There's a definitions tag on top of your source. An immigrant is a person born abroad as a foreigner (non-French) and living in France. This quality is permanent. So naturalized French citizens are included in the numbers, but not French citizens by birth born abroad.
That's a good definition and makes sense. The only problem is that the total number of immigrants given by the census appears to be smaller than that given by other sources.
Yep, the 3rd world's biggest. My hometown of Marseilles is the main population center for Armenians in France, about 1/10 or 1/8 of the people I've known at school or at my workplace are Armenians.
From what I understand, lots of Portuguese fled from Salazar's regime. The closest country that wasn't a dictatorship as well, given that Franco ruled over Spain back then, was France, which also happened to be a more developped country. Historically France is used to welcome immigrants as wars had depleted their male population (e.g. the Franco-Prussian wars, WW1 and to a lesser degree WW2). I think that also helped a bit.
also, proximity between French and Portuguese languages ; and at that time France needed a lot of workforce to rebuild the country that was in ruins after WWII.

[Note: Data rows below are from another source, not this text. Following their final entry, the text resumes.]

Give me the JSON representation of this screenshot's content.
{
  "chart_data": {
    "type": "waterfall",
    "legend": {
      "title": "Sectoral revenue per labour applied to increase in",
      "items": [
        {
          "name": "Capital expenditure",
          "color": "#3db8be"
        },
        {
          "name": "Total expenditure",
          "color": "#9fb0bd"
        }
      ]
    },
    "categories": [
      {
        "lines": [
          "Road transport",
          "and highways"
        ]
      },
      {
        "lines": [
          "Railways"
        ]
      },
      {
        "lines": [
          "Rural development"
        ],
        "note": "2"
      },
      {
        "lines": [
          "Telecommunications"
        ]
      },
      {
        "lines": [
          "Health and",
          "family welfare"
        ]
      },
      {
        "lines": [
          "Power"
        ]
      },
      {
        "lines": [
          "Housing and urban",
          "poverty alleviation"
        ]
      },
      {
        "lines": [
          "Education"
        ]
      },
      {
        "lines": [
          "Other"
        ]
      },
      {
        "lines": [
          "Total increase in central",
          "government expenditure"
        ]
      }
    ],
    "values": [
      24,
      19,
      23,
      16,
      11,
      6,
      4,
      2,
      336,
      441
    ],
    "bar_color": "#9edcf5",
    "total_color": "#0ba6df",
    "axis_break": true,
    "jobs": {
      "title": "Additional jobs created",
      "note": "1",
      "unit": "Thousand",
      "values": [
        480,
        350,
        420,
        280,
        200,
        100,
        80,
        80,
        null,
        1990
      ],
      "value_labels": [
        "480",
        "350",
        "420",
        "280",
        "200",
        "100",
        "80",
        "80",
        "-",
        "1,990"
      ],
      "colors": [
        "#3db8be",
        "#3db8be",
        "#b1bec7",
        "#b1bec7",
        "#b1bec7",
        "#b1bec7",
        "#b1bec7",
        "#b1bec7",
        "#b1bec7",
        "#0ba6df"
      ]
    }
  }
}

Portugal continues to be the poorest country in Western Europe, and relatively many Portuguese people speak French as a second language. Add to that the EU's freedom of movement, and you have your explanation.
Please note that the number of Algerian, Tunisian or Morrocan-born residents may also include Pieds Noirs (children of French or otherwise European colonists who were granted French citizenship in the early 20th century and all came to mainland France after those countries became independent in the 50's and 60's). They are in their 60's and over now, but there are still a lot of them in the South.
No Indians? According to the Wikipedia page for the Indian diaspora, there are 109,000 people of Indian descent in France, but the source for this says only 36,250 and another Wikipedia page ("Indians in France") says ~65,000. I'm curious why there seems to be no good data on this.
I'm guessing the numbers probably only include legal immigration - otherwise, Comoros should be high on this list, as well as Brazil (in French Guyana).